Au-dessus des quatre grands Rois, Georgi place les Gsum-btchu-rtsa-gsum ou « les trente-trois Dieux[5] ; » ce sont les Trayastrim̃ças de notre Sûtra et du Vocabulaire pentaglotte[6]. Les Tibétains, si nous devons en croire Georgi, ont établi entre le nom de ces Dieux et leur système de la terre une relation dont je n’ai trouvé aucune trace dans nos textes sanscrits. Ils supposent que les trente-trois Dieux sont ainsi nommés parce qu’ils gouvernent l’univers, qui est composé de trente-trois parties, savoir : cinq étages, huit mers, sept montagnes d’or, douze continents et îles, et une muraille de fer. Cette explication me paraît inventée après coup, et je suis fermement convaincu que les Trayastrim̃ças des Buddhistes sont exactement les trente-trois Dieux du Brâhmanisme, l’une des classifications les plus anciennes des Divinités atmosphériques et élémentaires que l’on connaisse dans l’Inde.

On sait que c’est Indra qui, pour les Buddhistes comme pour les Brâhmanes, est le Roi des trente-trois Dieux, ou plus exactement, des trente-deux, puisque

  1. Pûrâdjika, f. kha r°. Mahâvansi, t. III, p. 135.

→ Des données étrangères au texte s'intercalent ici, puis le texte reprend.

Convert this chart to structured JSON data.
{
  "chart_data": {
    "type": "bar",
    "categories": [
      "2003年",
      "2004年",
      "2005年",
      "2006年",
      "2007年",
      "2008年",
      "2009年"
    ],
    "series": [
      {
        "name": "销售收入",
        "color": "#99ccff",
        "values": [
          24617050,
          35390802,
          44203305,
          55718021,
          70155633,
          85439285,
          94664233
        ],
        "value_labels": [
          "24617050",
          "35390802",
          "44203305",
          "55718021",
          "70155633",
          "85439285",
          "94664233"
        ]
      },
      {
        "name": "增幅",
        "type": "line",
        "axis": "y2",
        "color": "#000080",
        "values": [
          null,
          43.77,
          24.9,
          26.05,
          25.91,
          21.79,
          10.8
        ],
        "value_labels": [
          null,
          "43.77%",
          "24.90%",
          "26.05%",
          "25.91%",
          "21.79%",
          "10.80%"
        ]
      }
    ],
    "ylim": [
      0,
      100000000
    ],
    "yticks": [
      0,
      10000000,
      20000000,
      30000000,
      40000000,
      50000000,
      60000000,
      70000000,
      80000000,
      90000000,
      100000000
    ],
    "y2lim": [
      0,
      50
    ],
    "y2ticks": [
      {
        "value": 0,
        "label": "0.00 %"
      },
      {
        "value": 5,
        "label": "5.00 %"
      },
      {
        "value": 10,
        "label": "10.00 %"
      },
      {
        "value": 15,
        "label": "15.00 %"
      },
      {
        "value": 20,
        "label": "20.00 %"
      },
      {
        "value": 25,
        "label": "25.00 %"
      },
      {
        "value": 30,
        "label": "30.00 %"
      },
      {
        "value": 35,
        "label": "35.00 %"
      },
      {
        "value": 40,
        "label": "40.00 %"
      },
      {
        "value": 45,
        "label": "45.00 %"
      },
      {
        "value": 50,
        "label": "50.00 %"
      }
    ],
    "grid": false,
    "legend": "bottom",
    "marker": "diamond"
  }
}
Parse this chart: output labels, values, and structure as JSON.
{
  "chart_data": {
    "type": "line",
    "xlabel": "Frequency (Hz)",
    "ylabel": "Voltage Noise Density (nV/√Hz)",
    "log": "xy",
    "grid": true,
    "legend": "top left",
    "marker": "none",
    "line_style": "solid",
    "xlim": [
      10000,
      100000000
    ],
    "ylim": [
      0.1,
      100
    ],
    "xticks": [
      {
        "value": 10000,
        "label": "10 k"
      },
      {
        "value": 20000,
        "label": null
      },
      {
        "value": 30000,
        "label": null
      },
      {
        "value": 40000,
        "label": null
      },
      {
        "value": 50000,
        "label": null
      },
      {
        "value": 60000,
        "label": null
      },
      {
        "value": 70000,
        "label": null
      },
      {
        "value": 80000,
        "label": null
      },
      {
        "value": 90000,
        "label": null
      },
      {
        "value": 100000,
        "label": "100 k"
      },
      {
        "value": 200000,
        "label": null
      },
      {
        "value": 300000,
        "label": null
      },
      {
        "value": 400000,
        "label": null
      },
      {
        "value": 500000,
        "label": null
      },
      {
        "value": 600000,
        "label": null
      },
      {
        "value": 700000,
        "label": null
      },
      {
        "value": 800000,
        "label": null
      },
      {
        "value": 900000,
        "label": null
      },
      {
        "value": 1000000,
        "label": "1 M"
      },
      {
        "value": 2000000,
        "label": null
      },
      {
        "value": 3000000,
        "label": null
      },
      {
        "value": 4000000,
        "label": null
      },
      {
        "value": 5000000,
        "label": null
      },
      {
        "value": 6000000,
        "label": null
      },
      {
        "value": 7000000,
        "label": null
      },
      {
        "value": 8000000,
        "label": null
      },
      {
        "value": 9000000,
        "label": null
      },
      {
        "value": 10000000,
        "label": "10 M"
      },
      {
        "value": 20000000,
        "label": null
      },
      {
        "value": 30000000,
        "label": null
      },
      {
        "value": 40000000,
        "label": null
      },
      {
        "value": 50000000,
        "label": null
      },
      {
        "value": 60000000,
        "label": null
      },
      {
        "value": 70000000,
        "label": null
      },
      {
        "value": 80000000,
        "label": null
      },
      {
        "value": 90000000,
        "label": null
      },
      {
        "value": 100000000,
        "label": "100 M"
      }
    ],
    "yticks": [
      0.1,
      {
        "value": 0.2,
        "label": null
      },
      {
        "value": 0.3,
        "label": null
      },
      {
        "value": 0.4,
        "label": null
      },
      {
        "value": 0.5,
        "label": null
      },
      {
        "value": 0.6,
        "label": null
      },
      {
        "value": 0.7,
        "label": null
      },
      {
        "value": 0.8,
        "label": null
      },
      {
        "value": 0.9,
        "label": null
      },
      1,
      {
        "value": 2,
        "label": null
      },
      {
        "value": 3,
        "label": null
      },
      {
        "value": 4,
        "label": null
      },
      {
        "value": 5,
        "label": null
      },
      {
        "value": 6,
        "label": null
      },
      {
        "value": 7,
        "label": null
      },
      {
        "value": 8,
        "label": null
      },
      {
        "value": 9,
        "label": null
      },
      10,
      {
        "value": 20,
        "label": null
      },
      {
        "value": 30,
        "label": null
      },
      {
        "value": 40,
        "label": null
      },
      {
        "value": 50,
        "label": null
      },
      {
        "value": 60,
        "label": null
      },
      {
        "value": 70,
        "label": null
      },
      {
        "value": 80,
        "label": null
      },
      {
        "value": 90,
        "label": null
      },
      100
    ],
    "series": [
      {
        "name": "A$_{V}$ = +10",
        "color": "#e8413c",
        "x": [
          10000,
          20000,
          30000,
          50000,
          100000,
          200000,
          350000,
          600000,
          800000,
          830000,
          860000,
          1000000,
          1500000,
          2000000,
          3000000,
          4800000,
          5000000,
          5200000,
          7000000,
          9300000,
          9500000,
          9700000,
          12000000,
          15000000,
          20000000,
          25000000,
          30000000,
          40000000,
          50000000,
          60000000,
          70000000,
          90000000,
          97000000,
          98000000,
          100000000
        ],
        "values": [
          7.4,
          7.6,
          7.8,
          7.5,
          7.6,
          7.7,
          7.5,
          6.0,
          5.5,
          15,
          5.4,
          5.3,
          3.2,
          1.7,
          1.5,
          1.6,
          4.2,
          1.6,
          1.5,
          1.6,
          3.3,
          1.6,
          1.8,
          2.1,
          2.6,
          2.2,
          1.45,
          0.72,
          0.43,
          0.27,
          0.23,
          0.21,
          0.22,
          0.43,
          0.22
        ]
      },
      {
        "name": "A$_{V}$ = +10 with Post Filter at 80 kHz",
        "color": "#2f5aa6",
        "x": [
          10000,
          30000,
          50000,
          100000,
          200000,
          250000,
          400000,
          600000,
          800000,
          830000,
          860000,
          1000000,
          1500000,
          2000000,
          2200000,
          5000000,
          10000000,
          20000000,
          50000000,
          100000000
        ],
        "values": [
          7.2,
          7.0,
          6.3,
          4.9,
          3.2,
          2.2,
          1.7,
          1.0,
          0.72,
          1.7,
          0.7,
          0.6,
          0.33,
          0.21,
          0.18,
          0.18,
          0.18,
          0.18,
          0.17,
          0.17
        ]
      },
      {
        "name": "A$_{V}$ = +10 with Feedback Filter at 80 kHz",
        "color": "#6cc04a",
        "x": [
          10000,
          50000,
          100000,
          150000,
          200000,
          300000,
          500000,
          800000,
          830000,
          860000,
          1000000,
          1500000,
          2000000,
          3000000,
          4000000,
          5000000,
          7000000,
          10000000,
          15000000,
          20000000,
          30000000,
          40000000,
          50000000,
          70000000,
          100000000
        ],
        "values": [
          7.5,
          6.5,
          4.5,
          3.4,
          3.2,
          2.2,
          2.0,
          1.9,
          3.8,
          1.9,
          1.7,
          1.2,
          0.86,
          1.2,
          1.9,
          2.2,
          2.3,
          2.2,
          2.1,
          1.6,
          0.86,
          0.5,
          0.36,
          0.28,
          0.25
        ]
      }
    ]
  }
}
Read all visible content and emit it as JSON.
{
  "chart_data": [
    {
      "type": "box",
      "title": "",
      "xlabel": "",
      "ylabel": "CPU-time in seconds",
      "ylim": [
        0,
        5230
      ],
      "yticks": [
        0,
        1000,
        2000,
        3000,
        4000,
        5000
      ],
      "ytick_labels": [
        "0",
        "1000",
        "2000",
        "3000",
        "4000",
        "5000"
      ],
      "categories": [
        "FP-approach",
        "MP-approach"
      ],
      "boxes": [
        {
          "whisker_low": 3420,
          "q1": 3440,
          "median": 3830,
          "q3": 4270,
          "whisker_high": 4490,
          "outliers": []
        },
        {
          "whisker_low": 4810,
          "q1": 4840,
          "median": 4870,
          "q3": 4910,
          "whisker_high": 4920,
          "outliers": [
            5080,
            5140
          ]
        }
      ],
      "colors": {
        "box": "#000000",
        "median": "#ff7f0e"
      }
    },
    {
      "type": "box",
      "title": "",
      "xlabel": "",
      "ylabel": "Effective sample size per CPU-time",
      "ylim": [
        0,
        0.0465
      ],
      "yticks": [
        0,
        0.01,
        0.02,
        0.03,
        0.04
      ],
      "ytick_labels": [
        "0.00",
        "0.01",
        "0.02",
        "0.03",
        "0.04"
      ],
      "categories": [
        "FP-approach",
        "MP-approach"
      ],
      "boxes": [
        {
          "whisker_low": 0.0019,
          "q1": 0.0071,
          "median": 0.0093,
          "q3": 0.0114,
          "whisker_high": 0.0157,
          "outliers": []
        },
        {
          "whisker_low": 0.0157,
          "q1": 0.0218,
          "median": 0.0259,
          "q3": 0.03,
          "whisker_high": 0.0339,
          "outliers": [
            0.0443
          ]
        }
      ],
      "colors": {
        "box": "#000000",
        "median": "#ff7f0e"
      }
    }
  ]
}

  2. Vocab. pentagl., sect. xlix, n° 1.
  3. Vocab. pentagl., sect. xlviii, n° 1.
  4. Journal des Savants, année 1831, p. 610. Des Hautesrayes, Recherches sur la rel. de Fo, dans Journ. Asiat., t. VII, p. 315.
  5. Alphab. Tib., p. 482, n° 13.
  6. Vocab. pentagl., sect. xlix, n° 2. Le nom tibétain est un peu altéré dans cet ouvrage.